1. Der Krieg ist eines der schwerwiegendsten Übel und darf daher niemals zu einem gleichsam "normalen" Mittel der internationalen Politik werden. Nach katholischer Lehre kann die Anwendung von Gewalt überhaupt nur ethisch verantwortbar sein, wenn einem bewaffneten Angriff, einem Genozid oder dauerhaften und schwersten Menschenrechtsverletzungen anders nicht wirksam begegnet werden kann. Auch muß der militärische Einsatz Bestandteil eines umfassenden politischen Handlungskonzeptes sein, das die Herbeiführung eines gerechten Friedens zum Ziel hat. Die Beanspruchung eines Rechts zum "Präventivkrieg", der auf Verdacht und Vermutung hin erklärt würde, ist nicht zulässig.

2. Die Rückkehr der Waffeninspektoren und die Zerstörung möglicher Massenvernichtungswaffen im Irak sind legitime Ziele der internationalen Gemeinschaft. Gemäß dem Völkerrecht stellt hingegen der Sturz einer von der Statengemeinschaft anerkannten Regierung keinen Grund dar, der es rechtfertigen könnte, einen Krieg zu beginnen. Diesen Grundsatz zu verletzen oder zu unterlaufen, bedeutete eine Infragestellung des völkerrechtlichen Gewaltverbots, das für die Stabilität des internationalen Staatensystems von zentraler Bedeutung ist.
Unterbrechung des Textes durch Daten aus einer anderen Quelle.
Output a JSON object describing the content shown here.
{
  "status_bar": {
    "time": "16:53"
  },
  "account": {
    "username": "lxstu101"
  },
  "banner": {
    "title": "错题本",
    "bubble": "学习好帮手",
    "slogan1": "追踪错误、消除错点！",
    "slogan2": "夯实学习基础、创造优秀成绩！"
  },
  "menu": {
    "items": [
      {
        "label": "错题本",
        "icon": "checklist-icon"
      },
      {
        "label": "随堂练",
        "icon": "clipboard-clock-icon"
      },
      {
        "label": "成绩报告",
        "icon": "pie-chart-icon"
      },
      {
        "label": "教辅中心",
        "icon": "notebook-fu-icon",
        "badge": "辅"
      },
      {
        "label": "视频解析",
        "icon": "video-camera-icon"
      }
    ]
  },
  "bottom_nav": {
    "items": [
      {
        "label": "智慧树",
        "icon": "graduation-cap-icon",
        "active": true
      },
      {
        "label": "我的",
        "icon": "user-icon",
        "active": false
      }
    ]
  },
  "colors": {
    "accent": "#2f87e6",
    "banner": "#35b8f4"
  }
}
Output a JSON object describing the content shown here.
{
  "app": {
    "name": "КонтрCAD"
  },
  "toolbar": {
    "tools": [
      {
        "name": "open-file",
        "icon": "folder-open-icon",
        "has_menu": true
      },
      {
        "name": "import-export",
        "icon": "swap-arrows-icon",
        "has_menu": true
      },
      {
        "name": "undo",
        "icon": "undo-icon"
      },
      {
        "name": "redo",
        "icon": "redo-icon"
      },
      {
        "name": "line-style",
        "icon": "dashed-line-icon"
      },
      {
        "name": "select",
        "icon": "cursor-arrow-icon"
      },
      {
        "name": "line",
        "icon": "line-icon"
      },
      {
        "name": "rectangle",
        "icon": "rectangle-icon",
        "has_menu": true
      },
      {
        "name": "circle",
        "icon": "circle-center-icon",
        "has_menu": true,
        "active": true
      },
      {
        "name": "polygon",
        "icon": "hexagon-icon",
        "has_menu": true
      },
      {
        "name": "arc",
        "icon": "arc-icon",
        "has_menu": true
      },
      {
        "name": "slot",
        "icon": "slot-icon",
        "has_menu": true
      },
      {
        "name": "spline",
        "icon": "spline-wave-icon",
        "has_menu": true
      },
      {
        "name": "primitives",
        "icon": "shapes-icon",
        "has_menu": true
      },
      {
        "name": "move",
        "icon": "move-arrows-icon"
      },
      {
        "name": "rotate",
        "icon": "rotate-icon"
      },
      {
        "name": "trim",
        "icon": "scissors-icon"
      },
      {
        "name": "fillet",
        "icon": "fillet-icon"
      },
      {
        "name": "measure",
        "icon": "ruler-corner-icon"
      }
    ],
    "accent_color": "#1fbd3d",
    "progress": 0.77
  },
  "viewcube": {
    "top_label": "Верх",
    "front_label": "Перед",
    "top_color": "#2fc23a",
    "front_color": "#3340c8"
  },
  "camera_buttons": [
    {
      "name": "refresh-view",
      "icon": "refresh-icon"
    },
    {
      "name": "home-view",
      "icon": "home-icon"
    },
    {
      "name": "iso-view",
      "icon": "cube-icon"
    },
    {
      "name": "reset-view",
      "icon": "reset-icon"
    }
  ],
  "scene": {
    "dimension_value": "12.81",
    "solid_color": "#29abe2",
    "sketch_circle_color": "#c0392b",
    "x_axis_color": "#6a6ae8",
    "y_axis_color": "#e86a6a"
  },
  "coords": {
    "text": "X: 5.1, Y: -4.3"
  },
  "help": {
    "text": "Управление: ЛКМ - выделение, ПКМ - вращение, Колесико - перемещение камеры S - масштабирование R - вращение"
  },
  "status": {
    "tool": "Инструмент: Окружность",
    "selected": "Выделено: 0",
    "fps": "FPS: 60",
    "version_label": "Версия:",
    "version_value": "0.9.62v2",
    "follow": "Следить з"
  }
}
3. Alle Maßnahmen zur Durchsetzung der UNO-Resolutionen müssen von der legitimen völkerrechtlichen Autorität beschlossen werden. Alle Länder sind verpflichtet, die Entscheidungen der zuständigen Organe auch dann zu respektieren, wenn sie ihren eigenen Vorstellungen zuwiderlaufen.

4. Bei der Entscheidung über einen möglichen Einsatz militärischer Mittel müssen stets auch die absehbaren unerwünschten Folgen berücksichtigt werden. Wirfragen daher: Würde ein Krieg gegen den Irak nicht aller Wahrscheinlichkeit nach eine Unzahl von zivilen Opfern fordern? Und droht er nicht, schwerwiegende politische Verwerfungen im gesamten Nahen und Mittleren Osten nach sich zu ziehen und die Ablehnung des Westens in der arabischen und muslimischen Welt zu vertiefen?

Vor diesem Hintergrund drängen wir nachdrücklich darauf, einen Krieg im Irak zu vermeiden. Die Politik des Drucks, der auf das Regime des Saddam Hussein ausgeübt werden muß, darf nicht so angelegt sein, daß sie unvermeidlich in einem Krieg endet. Gerade für den Nahen Osten gilt: Nicht die Vermehrung der Gewalt ist das Gebot der Stunde, sondern die Unterbrechung der Kette der Gewalt. Nur wenn alle Völker der Region den Eindruck gewinnen, daß ihre Interessen in den Machtzentren der internationalen Politik ernsthaft berücksichtigt werden, kann jenes Vertrauen wachsen, ohne das es keinen Frieden gibt.